Mademoiselle Duprez claimed kindred with the famous French tenor of that name, and had herself been a small celebrity in her way. She had sung at the Opera House in the Rue Lepelletier, in the days when Falcon was Diva, and Halevy's Juive was the success of the hour. Then came a fatal fever, caught at Nice, where she had gone to fulfil an autumnal engagement. Louise Duprez lost the voice which had been her only fortune. Happily, though the voice was gone, the exquisite method learned from Garcia, and ripened at the feet of Rossini, still remained; and by her excellence as a teacher of singing and piano, Mademoiselle Duprez had contrived to make a comfortable living, first in Paris, and afterwards at Plymouth, whither she had come at the suggestion of Edward Heathcote, who had made her acquaintance at the house of one of his Parisian friends, and who had recommended her to try a residence in Devonshire as a cure for her delicate chest, promising at the same time to do all in his power to help her in finding pupils at Plymouth, where he was at that time Town Clerk.
Mademoiselle Duprez had followed Mr. Heathcote's advice, and had not waited long before she found herself fairly established in the Devonshire sea-port. Hilda had been her first pupil, and Hilda she loved almost as a maiden aunt loves the prettiest and most amiable of her nieces. It was Hilda she quoted to all her other pupils. "You should hear a dear young friend of mine, Miss Heathcote of Bodmin, sing that song," she would say; and an eloquent shrug of her shoulders and elevation of her eyebrows would express how wide the difference between Miss Heathcote's perfection and the shortcoming of the performer then in hand.
Hilda was very fond of the lively little Parisienne: loved to hear her talk, and to learn of her; hung upon her words as she expounded the delicacies of her native language. Hilda had petted and made much of the little woman whenever she came to The Spaniards; had never spent a day in Plymouth without paying her old mistress a visit. And now in her sorrow and difficulty it was of Louise Duprez she thought, as the one friend whom she could trust with her secret, and who would be able to help her.
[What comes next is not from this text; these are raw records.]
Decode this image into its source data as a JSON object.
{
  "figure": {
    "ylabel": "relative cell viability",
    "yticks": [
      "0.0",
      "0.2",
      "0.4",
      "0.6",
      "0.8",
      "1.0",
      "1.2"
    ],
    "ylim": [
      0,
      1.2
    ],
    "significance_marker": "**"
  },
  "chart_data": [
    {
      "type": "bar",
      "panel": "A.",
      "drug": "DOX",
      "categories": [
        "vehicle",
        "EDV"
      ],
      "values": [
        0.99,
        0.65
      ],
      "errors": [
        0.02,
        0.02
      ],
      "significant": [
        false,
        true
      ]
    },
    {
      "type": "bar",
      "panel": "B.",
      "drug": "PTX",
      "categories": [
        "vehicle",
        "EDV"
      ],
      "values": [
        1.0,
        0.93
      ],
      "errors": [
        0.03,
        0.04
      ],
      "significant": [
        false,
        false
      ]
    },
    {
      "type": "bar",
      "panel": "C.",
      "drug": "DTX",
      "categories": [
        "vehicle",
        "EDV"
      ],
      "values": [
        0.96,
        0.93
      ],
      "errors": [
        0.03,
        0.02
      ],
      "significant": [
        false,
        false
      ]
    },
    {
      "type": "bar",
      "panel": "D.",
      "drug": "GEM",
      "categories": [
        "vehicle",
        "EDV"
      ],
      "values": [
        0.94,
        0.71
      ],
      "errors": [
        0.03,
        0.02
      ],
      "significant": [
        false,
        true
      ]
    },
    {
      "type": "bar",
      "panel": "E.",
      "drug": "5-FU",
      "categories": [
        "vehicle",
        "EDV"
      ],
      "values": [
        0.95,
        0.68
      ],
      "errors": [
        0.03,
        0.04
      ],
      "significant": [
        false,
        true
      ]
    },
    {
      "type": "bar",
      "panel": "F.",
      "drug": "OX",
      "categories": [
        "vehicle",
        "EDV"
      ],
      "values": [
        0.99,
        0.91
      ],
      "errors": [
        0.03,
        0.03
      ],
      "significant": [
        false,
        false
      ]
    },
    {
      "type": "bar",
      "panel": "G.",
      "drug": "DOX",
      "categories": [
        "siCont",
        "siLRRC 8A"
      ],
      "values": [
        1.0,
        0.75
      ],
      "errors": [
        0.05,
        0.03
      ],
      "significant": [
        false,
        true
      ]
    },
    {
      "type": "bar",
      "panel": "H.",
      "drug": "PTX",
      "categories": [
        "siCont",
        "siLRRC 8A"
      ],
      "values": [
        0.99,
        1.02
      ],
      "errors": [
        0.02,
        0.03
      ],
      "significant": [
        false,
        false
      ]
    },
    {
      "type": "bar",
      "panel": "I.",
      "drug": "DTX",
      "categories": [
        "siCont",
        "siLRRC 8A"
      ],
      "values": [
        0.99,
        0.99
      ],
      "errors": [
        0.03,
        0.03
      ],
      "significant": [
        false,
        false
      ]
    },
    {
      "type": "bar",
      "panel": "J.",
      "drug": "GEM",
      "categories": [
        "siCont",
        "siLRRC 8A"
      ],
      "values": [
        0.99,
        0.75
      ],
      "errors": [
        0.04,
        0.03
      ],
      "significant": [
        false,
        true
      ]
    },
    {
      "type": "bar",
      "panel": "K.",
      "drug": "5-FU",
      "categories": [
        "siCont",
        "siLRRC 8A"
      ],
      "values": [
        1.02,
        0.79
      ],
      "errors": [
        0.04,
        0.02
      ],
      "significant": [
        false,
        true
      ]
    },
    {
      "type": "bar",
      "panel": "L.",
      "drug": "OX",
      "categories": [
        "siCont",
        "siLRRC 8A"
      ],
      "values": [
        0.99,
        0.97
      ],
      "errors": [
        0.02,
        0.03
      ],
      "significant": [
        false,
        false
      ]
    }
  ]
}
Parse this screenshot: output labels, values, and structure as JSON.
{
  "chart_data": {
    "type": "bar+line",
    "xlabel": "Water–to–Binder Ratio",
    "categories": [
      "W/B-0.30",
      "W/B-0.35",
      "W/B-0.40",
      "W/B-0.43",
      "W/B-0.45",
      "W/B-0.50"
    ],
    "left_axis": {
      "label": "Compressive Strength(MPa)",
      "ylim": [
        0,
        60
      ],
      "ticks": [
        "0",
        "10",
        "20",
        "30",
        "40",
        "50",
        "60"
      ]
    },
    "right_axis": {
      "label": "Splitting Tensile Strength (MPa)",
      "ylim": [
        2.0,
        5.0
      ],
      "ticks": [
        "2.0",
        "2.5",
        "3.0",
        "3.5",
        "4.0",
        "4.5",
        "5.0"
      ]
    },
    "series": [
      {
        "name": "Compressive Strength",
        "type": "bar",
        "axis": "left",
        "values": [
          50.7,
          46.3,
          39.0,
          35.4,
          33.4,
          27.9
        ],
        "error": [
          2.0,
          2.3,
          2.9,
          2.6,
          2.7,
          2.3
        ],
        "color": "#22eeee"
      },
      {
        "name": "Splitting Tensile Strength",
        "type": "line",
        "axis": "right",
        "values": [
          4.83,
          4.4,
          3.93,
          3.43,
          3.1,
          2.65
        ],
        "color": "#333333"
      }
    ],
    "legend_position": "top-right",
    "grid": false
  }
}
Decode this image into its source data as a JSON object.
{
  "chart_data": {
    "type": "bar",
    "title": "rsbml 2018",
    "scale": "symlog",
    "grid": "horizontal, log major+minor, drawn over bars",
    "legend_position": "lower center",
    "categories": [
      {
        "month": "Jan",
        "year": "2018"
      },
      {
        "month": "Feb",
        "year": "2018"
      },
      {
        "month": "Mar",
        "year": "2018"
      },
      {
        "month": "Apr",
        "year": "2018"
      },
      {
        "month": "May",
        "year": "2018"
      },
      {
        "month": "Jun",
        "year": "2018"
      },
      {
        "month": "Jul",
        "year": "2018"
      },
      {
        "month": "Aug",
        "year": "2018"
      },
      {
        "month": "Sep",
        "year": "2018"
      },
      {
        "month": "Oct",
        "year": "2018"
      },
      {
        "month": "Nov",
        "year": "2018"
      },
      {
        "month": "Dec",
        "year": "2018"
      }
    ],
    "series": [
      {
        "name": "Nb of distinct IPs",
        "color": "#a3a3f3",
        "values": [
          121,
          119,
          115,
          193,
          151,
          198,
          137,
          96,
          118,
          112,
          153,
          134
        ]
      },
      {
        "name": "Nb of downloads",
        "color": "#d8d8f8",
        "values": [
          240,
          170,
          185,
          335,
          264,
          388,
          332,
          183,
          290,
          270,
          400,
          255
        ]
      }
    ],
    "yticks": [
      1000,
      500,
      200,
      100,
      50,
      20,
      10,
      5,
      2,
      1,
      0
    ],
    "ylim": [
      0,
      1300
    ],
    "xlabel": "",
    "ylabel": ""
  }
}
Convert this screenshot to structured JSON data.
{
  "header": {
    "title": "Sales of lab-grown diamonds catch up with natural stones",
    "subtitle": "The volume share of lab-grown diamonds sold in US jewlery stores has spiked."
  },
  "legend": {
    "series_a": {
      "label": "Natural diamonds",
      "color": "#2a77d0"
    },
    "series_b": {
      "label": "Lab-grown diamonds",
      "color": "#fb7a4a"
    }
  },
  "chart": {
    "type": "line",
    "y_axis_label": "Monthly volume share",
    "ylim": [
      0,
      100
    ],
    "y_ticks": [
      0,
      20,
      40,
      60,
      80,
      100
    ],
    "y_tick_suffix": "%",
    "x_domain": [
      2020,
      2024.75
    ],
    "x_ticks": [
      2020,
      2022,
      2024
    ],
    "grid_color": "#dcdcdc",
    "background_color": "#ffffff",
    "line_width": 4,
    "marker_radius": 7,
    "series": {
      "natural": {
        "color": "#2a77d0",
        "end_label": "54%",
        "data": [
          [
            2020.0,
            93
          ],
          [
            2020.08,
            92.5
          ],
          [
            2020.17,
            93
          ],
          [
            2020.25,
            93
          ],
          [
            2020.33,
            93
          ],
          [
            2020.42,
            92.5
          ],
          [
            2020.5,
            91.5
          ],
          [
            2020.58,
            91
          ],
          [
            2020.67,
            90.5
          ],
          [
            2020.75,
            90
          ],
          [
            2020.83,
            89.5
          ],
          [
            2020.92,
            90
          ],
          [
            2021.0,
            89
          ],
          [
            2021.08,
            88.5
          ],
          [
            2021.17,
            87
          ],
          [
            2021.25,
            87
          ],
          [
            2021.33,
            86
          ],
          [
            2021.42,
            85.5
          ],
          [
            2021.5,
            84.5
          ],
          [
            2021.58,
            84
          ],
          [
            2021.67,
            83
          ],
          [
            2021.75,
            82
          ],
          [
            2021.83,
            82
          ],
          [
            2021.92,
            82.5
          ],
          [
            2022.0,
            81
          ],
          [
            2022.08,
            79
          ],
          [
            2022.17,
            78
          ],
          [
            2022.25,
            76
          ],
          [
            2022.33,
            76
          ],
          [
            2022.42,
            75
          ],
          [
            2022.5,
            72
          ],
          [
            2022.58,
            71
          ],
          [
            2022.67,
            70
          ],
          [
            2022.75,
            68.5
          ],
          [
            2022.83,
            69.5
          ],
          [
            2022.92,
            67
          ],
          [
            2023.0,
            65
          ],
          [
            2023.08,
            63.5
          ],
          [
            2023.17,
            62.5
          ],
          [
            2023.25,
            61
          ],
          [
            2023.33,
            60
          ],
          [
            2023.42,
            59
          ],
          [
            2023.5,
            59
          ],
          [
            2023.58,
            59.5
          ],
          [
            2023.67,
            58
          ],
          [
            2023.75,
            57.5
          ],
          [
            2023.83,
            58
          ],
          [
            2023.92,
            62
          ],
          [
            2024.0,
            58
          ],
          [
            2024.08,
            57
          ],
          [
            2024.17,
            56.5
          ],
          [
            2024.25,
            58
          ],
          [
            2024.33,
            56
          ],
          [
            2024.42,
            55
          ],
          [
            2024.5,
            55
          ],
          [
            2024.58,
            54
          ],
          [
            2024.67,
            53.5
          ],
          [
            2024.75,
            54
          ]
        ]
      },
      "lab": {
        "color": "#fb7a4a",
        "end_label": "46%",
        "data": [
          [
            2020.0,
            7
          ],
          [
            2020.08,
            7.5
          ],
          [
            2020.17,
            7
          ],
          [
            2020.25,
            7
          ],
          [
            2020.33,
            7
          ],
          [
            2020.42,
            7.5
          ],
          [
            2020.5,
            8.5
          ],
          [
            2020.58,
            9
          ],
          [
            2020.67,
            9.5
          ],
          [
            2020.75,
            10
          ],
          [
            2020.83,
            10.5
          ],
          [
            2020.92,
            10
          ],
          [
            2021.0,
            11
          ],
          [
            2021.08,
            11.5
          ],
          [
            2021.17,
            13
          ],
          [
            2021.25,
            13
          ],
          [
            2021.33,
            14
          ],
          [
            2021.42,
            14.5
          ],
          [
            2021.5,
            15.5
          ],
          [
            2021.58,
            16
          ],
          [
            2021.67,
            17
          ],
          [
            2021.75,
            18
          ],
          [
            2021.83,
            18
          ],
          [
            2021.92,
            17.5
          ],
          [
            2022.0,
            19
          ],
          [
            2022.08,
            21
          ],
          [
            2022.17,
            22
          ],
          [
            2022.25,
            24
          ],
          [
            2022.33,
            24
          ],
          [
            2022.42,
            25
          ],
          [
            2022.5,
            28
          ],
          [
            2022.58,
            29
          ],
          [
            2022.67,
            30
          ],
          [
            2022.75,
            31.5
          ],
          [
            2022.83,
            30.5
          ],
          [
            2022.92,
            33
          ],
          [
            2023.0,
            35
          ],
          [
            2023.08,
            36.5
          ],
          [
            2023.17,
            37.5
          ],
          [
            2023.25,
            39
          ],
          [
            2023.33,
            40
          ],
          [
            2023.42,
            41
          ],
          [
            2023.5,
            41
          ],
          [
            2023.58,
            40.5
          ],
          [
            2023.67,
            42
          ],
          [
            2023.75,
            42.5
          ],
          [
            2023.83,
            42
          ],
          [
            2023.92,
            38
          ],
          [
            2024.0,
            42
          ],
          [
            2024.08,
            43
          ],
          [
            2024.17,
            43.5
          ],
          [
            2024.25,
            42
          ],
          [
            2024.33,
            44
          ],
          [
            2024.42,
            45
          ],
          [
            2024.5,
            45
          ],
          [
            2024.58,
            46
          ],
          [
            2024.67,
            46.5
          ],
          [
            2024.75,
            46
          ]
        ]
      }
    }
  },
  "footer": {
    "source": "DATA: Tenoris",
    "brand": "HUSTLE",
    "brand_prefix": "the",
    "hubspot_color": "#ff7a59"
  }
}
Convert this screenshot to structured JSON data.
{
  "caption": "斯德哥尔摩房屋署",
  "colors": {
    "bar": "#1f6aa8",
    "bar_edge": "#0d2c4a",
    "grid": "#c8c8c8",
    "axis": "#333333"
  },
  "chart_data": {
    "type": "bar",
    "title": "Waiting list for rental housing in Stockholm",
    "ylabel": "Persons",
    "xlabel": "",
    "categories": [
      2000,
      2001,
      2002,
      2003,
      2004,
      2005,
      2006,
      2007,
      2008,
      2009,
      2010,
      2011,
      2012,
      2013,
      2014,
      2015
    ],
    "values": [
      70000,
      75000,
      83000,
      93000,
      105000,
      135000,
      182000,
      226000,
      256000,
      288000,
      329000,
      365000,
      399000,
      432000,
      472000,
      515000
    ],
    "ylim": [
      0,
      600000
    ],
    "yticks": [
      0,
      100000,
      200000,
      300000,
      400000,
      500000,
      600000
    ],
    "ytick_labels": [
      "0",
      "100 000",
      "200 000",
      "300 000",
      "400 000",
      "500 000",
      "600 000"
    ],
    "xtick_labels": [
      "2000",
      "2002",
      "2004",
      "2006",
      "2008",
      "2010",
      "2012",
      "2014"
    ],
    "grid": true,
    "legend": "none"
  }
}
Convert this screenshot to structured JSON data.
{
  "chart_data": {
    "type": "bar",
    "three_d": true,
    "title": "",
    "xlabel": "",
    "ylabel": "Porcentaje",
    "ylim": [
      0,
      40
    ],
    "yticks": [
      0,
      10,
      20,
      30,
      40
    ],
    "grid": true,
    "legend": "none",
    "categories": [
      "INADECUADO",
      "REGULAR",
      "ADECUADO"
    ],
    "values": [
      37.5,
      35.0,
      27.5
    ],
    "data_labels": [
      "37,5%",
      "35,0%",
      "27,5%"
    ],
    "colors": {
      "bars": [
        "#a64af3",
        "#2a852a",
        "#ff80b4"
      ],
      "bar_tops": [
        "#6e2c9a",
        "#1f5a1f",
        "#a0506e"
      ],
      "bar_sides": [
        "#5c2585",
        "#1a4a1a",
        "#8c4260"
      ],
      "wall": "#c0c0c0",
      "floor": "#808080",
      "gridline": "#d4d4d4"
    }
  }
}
Hilda went to her own room before Fräulein Meyerstein returned from her afternoon walk with the twins. Those well-brought-up infants were ruthlessly sent from their playroom, their rocking-horse, and their doll's house, an hour after their early dinner, and were taken for afternoon drill by the Fräulein. Needless to say that they detested the formal trudge along dusty lanes, and abhorred the beauties of Nature encountered on the way; but their health no doubt profited by this severe regimen.
Hilda shut herself in her own rooms for the rest of the evening; with the usual plea of a headache. But she was up before daybreak next morning, and by six o'clock she had packed a small portmanteau and a Gladstone bag with her own hands, and carried them down surreptitiously to the stable-yard, where she gave them to an underling, with directions to put them in the pony-cart, and take them to Bodmin Road station in time for the eight-o'clock train. She herself intended to walk to the station, as her appearance on foot would be less likely to attract attention than in the pony-cart with the luggage.
So in the dewy morning, alone and unattended, with ashen cheeks and eyelids swollen by long weeping, Hilda Heathcote crept out of her brother's house, and walked across the hills, trusting to the keen breath of the autumn wind to obliterate the traces of a night of anguish before she arrived at the station.
She had written a long letter to Bothwell. This she carried with her, to post in Plymouth; and she had left letters for her brother and for the Fräulein. No one need be made uneasy at her disappearance.